Published on February 1st, 2013 | by Heather Carr1
The Best Things You Can Eat – Book Review
The Best Things You Can Eat: For Everything from Aches to Zzzz, the Definitive Guide to the Nutrition-Packed Foods That Energize, Heal, and Help You Look Great by David Grotto pulls together information about vitamins, minerals, and other nutrients in an easy-to-reference guide.
The book is divided into three main section – nutrients, ailments, and “best in show”. Nutrients includes vitamins, minerals, fats, fiber, and phytosterols. Each nutrient gets a few pages where the author explains what the nutrient does, lists the seven best non-fortified food sources for each nutrient, and how much the body needs. Some of the nutrients have “shocker foods”, such as marmite, which turns out to be an abundant source of B vitamins (It’s also fortified, so it doesn’t make the list of the top seven best food sources.)
The second section organizes by ailments. Foods that lower cholesterol, control blood sugar, and fight cavities get a mention here. Some examples:
Blood Pressure Reducer – Almonds. Almonds are an excellent source of protein, manganese, vitamin E, magnesium, fiber, phosphorus, and copper. When a regular part of the diet, almonds have been known to significantly reduce blood pressure.
Beat Bad Breath – Cherries. It is thought that some of those phytonutrients that have antioxidant functions in cherries help remove the odor of methyl mercaptan, the colorless gas released in decaying organic matter and garlic attributed to bad breath.
Fend Off Cavities – Cheese. Eating cheese helps improve oral health by preventing loss of minerals in teeth. The protein found in cheese also helps counteract the acids that cause tooth decay.
Aid for Aches and Pains – Ginger. Ginger is loaded with powerful antioxidants that are all effective anti-inflammatories. Daily consumption of ginger has been linked to pain relief.
Sweet Dreams and Good Night – Lettuce. The natural oil that occurs in lettuce has been used in folk medicine as an aid to relaxation and for inducing sleep.
The third section rounds up the foods in “best of” categories.

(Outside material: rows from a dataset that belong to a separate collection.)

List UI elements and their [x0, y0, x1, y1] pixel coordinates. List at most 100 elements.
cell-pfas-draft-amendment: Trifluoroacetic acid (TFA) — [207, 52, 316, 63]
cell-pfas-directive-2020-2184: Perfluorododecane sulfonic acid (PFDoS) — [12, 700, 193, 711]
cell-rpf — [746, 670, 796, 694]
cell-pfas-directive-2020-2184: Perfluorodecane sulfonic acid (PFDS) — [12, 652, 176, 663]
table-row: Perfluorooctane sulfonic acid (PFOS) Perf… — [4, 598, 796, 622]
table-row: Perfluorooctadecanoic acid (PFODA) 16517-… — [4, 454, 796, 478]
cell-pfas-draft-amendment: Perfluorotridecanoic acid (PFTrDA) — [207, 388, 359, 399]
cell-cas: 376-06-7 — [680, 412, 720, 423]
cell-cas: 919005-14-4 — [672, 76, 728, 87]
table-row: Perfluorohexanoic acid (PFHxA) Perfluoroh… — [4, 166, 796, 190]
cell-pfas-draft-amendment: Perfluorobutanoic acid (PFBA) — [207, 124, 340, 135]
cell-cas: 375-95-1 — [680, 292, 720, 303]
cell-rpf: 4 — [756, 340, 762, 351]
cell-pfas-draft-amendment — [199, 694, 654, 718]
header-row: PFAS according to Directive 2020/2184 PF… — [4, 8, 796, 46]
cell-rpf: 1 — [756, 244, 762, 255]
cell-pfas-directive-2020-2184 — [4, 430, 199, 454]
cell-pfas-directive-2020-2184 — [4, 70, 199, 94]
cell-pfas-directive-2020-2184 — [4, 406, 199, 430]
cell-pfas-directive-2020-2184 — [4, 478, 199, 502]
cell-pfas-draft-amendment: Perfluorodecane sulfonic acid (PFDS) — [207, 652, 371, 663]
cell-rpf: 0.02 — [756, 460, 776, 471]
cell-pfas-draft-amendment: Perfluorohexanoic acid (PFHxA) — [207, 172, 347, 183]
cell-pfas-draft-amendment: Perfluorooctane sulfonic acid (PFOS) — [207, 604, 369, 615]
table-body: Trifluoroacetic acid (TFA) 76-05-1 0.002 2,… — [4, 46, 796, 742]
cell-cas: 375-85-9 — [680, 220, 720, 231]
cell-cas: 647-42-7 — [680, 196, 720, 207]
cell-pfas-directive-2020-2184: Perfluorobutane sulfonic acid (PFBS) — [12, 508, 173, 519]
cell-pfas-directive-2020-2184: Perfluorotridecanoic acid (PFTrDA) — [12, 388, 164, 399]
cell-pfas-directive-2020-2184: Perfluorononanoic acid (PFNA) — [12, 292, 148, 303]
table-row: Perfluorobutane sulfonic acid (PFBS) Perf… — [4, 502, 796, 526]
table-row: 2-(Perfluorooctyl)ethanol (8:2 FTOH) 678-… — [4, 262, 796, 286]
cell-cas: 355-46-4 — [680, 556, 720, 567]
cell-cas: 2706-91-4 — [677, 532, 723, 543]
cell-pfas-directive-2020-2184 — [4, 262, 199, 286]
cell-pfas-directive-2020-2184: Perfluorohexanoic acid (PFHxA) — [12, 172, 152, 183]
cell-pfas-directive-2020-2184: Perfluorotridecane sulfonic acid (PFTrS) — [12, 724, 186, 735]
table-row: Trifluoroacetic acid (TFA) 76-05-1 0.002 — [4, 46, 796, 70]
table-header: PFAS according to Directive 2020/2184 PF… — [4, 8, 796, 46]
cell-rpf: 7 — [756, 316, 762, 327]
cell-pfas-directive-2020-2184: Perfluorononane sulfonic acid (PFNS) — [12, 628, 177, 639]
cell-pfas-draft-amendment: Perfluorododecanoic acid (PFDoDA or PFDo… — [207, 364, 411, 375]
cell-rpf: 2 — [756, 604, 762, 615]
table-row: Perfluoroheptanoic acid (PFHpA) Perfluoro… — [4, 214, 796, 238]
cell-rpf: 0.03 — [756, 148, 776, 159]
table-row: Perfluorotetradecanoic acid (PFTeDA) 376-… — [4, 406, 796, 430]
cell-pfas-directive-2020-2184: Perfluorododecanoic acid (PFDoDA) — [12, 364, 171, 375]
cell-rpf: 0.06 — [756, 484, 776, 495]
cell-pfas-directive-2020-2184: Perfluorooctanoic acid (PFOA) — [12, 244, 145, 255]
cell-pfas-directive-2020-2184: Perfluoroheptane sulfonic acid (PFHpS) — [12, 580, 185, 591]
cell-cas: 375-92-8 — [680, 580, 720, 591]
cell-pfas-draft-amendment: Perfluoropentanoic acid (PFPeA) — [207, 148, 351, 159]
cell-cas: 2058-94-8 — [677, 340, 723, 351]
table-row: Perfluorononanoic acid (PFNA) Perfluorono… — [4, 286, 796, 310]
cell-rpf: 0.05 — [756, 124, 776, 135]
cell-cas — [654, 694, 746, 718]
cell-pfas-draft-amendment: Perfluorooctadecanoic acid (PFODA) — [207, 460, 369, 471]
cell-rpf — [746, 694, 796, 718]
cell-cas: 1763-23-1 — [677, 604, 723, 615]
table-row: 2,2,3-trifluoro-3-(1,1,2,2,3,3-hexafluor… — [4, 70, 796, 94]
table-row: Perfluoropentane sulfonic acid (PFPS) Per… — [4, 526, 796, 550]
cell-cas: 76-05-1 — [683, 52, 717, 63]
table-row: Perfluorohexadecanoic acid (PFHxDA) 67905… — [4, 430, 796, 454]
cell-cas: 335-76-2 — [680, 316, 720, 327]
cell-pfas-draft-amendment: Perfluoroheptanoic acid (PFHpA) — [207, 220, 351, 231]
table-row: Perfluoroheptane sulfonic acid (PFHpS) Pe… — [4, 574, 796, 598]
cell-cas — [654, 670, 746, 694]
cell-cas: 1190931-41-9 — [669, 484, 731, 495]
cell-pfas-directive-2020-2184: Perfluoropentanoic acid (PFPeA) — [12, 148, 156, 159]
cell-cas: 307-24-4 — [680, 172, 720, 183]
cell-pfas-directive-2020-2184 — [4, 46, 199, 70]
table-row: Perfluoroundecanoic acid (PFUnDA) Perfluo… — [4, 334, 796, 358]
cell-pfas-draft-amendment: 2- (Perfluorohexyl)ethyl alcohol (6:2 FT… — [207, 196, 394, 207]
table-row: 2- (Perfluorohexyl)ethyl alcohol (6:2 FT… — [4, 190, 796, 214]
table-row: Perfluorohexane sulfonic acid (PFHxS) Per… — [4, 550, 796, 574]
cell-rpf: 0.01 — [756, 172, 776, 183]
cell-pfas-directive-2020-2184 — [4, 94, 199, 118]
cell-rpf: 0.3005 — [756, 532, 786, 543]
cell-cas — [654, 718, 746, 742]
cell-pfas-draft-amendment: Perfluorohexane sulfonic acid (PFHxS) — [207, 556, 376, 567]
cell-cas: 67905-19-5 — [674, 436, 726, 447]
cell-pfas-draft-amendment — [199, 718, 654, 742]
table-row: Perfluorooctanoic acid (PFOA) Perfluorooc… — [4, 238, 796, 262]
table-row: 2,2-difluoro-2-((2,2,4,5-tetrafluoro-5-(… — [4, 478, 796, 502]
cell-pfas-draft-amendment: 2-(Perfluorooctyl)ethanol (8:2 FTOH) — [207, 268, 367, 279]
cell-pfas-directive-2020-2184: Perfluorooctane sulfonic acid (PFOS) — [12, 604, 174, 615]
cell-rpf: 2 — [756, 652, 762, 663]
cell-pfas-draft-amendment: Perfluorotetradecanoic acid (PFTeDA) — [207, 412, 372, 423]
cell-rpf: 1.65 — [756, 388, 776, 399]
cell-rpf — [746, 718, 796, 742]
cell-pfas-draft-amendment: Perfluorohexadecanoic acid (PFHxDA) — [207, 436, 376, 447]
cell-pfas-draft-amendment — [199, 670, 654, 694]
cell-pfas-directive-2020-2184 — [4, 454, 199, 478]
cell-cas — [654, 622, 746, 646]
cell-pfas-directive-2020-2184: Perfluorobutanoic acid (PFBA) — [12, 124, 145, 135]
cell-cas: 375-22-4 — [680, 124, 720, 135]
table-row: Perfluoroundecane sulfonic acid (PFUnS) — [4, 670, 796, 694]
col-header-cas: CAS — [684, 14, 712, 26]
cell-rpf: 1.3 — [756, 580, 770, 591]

The nuts with the most nutrients per one ounce serving or the best protein sources are listed here.
The end of the book contains all the foods and beverages listed in alphabetical order, along with the nutrients they are good sources for. So you could just flip to page 286 to find out that beer is a good source of chromium or that buckwheat is a good source of magnesium and an excellent source of choline.